On a sweltering day in August 1834, in the midst of grueling labor, Frederick collapses with dizziness and a pounding headache. Convinced that the boy is faking illness, Covey kicks him and then strikes him on the head with a piece of wood, causing a gash and eventually a scar that is visible into Douglass’s old age. Frederick flees into the woods and once again collapses. As he lies there, hiding from Covey, bleeding profusely, his mind oscillates along “the whole scale or circle of belief or unbelief, from faith in the overruling Providence of God, to the blackest atheism” (103).
Desperate for relief and protection, Frederick staggers for seven miles on the road back to St. Michaels, where he appears before Master Thomas Auld and begs him not to return him to the monster Covey.

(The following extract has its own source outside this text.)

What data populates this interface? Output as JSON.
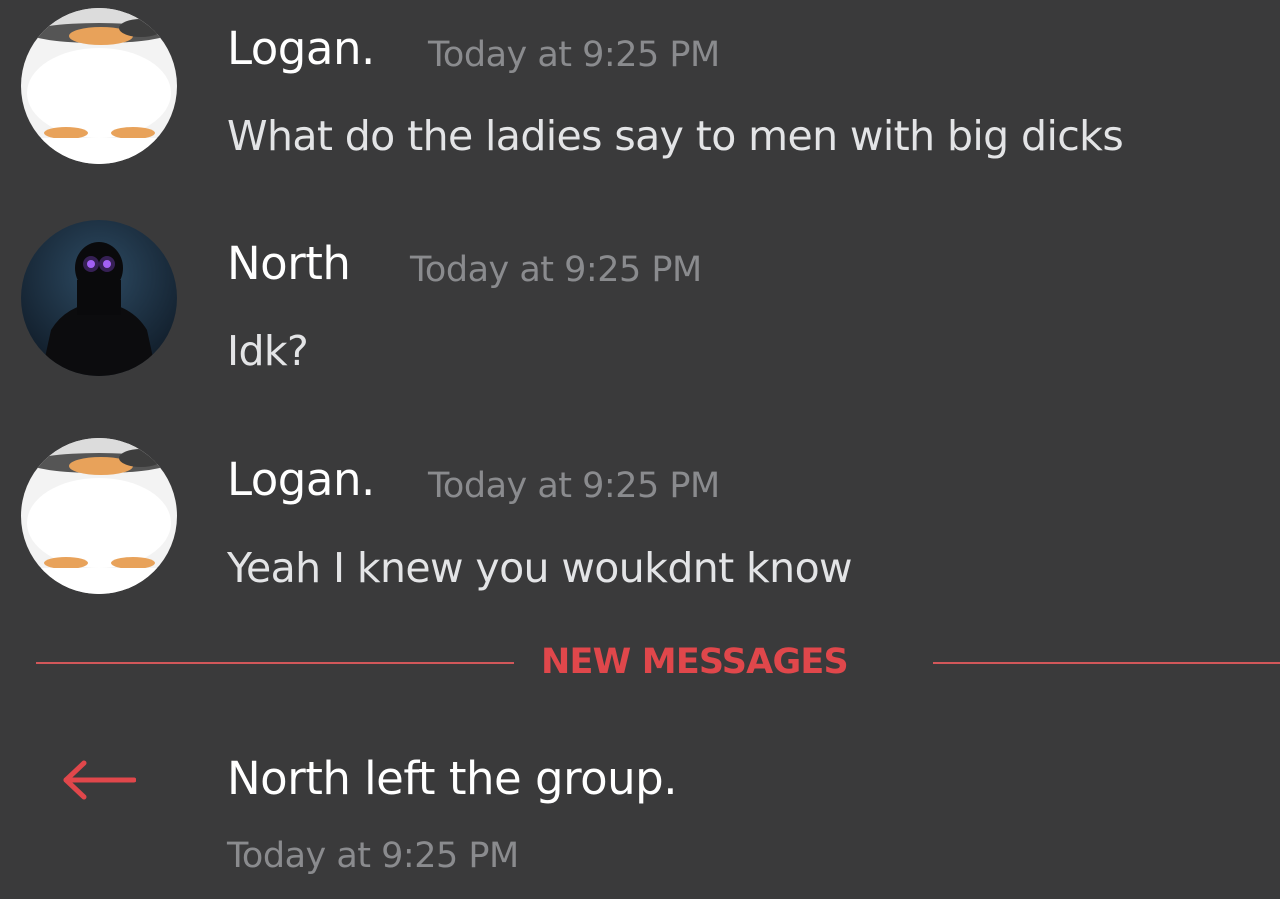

Auld accuses Frederick of laziness and orders him back to Covey’s immediately, though the master does relent a bit in allowing Frederick to stay the night.
The next morning, Frederick sets out, battered and sleep-deprived, for Covey’s. Catching sight of the returning fugitive, Covey charges him, apparently hell-bent on whipping the boy, but Frederick evades the “negro-breaker” and hides in the woods, where he spends much of the day praying. It seems his prayers are answered, for a fellow slave named Sandy, who is on his way to visit his wife, happens upon Frederick and offers him both food and shelter for the night.
The next day, Frederick has no choice but to return to Covey. It is Sunday, which means the putting on of pious airs, so Covey keeps his wrath in check for 24 hours. On Monday, the monster returns, determined to give Frederick the flogging of his life, only this time Frederick physically resists. In an epic fight that lasts much of the morning, Frederick matches Covey blow for blow and even gets the better of him at times. It was, Douglass reflects, “the turning point in my ‘life as a slave.’ It rekindled in my breast the smoldering embers of liberty. It brought up my Baltimore dreams and revived a sense of my own manhood” (115). He never forgets the lesson his own courage taught him. Neither, apparently, does Covey, who never again attempts to whip Frederick.
Having learned from Charles Lawson the true nature of Christianity, Frederick comes to despise slaveholders for their affected demonstrations of piety. Captain Thomas Auld’s very public conversion has no discernible effect on his behavior. In this and every other respect, Edward Covey strikes Frederick as even more revolting.
Frederick and his fellow field hand Bill Smith call Covey “the snake” (96). If the overseer Austin Gore represents slavery’s concentrated evil, then Covey personifies the system’s essential deceit. False professions of religion constitute only the most ridiculous manifestations of Covey’s lying nature. To illustrate, Douglass explains that “the snake” sometimes would give detailed work instructions as if he expected to be gone for the day, and then, when out of view, he would slither his way to a hiding spot from which, unnoticed, he would surveil the slaves, ready to strike and sink his fangs into those who stopped working.
The physical confrontation with Covey in August 1834 changes the course of Frederick’s life. Though he had four more years of slavery in front of him, Douglass recalls that from that moment thoughts of escape were never far from his mind.